Street of Violence (暴力の街, Bōryoku no machi), (Note: While mostly credited as (暴力の街, Bōryoku no machi), some sources give the original title as (ペン偽らず　暴力の街, Pen itsuwarazu bōryoku no machi).) also titled City of Violence and Street of Violence (The Pen Never Lies), is a 1950 Japanese crime and drama film directed by Satsuo Yamamoto. Its story is based on a reportage published in the newspaper The Asahi Shimbun.

==Plot==
In the city of Tōjō, news reporter Kita is first insulted by local boss Onishi and later threatened by gangsters after an article on corrupt businessmen, officials and authorities. Bureau chief Sagawa withdraws Kita for his and his family's protection and instead sends a group of colleagues to Tōjō to investigate. Aided by a group of organised young people and formerly intimidated citizens, who are weary of the ongoing corruption and violence, the reporters can finally expose the schemings.

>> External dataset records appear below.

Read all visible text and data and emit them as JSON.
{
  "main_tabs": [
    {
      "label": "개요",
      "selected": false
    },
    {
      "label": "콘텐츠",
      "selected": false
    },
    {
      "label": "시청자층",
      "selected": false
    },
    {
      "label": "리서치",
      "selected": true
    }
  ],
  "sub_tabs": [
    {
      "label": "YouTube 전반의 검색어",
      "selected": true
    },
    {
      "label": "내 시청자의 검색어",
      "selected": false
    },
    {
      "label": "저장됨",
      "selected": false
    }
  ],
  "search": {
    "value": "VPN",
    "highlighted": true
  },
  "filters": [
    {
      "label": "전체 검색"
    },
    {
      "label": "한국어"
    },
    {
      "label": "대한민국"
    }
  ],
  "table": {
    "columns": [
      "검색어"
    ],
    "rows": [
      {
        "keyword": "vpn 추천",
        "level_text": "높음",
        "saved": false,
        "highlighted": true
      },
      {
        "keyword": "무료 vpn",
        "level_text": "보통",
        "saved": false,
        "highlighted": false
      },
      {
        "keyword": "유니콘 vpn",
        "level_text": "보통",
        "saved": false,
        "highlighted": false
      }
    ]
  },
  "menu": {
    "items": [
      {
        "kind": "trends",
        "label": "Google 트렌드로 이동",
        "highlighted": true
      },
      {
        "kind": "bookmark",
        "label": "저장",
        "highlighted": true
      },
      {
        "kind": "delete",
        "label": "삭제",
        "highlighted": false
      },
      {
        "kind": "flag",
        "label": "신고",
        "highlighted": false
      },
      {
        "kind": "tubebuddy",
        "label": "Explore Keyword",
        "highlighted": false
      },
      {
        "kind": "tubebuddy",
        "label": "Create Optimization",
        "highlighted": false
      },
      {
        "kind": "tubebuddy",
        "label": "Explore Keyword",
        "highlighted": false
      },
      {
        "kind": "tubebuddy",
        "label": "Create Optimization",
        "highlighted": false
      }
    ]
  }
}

In the closing voice-over, the narrator cautions the audience to stay attentive to prevent a return of the depicted violence.

==Cast==
- Ryō Ikebe as Kawasaki
- Akitake Kōno as Enomoto
- Masao Mishima as Onishi
- Hajime Izu
- Miki Sanjō as Tazuko, Kita's sister
- Yasumi Hara as Kita
- Hatae Kishi as Harue
- Masao Shimizu as Okano
- Eitarō Ozawa
- Takashi Shimura as Sagawa
- Jūkichi Uno as Natsume
- Taiji Tonoyama
- Osamu Takizawa as Prosecutor Togami

==Background==
Street of Violence was produced by a production committee established especially for this film, which included the Japan Film Workers Union. Among the cast were actors under contract with the studios Toho, Shōchiku and Daiei, and independent film and theatre actors. It was shot on location where the actual events, which became known as the "Tōjō incident", had taken place.